Kassel. Die umstrittene Jesus-Karikatur wurde am Donnerstagnachmittag von der Fassade des Kulturbahnhofes entfernt. Wie der Geschäftsführer der Caricatura, Martin Sonntag, mitteilte, sei dies auf Wunsch des Künstlers Mario Lars geschehen.

Er sei von der Blasphemie-Debatte um seine Karikatur genervt gewesen. "Ich finde es schade, muss aber den Wunsch des Künstlers respektieren", sagt Sonntag. Er hätte gerne die konstruktive Auseinandersetzung mit der Kirche weiter gesucht. Noch sei nicht klar, ob an Stelle der Karikatur eine andere Illustration an der Fassade befestigt werde.

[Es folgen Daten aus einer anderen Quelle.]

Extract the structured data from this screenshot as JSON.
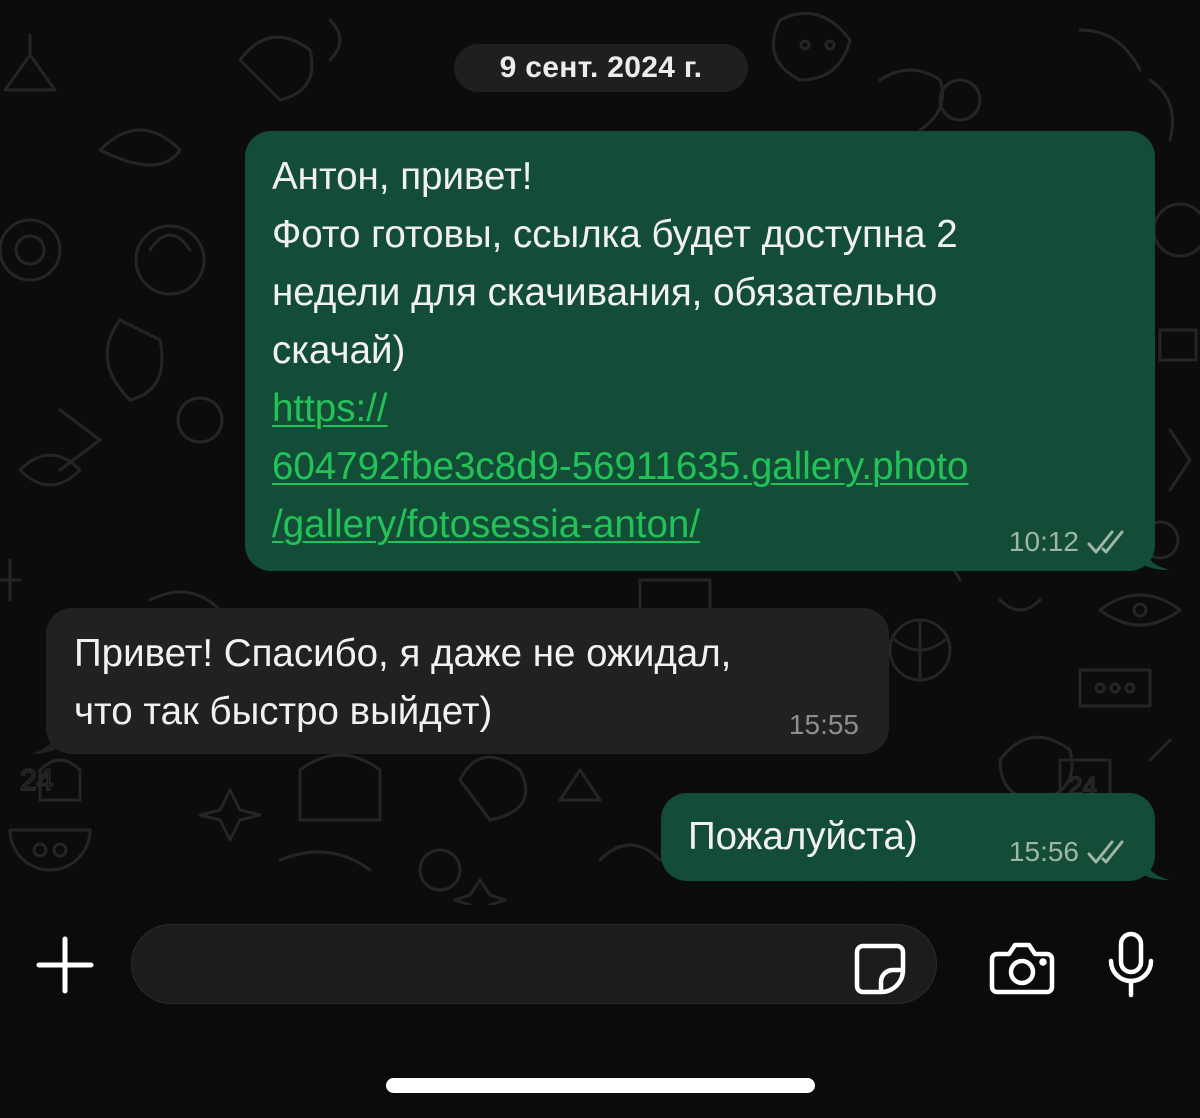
{
  "chat": {
    "date_separator": "9 сент. 2024 г.",
    "messages": [
      {
        "direction": "outgoing",
        "lines": [
          "Антон, привет!",
          "Фото готовы, ссылка будет доступна 2",
          "недели для скачивания, обязательно",
          "скачай)"
        ],
        "link_lines": [
          "https://",
          "604792fbe3c8d9-56911635.gallery.photo",
          "/gallery/fotosessia-anton/"
        ],
        "time": "10:12",
        "status": "read"
      },
      {
        "direction": "incoming",
        "lines": [
          "Привет! Спасибо, я даже не ожидал,",
          "что так быстро выйдет)"
        ],
        "time": "15:55"
      },
      {
        "direction": "outgoing",
        "lines": [
          "Пожалуйста)"
        ],
        "time": "15:56",
        "status": "read"
      }
    ]
  },
  "composer": {
    "input_value": "",
    "icons": [
      "plus-icon",
      "sticker-icon",
      "camera-icon",
      "microphone-icon"
    ]
  },
  "colors": {
    "outgoing_bubble": "#144d37",
    "incoming_bubble": "#202222",
    "link": "#23c258",
    "background": "#0b0b0b"
  }
}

"Wir haben über einen Satz nachgedacht, der sich direkt auf die ganze Diskussion bezieht. Auf der Karikatur war Jesus am Kreuz zu sehen, über ihm kam eine Sprechblase aus dem Himmel, in der zu lesen war: "Ey... du ... Ich hab deine Mutter gefickt!". Dies hatte die Kasseler Kirchen empört, sie forderten die Entfernung des Bildes. Ein Kasseler hatte zudem am Mittwoch Anzeige gegen Sonntag und Lars gestellt, weil er den Tatbestand der Gotteslästerung erfüllt sah.

Der ehemalige Bestatter berief sich dabei auf Paragraf 166 des Strafgesetzbuches, der Blasphemie unter Strafe stellt, wenn sie den öffentlichen Frieden stört.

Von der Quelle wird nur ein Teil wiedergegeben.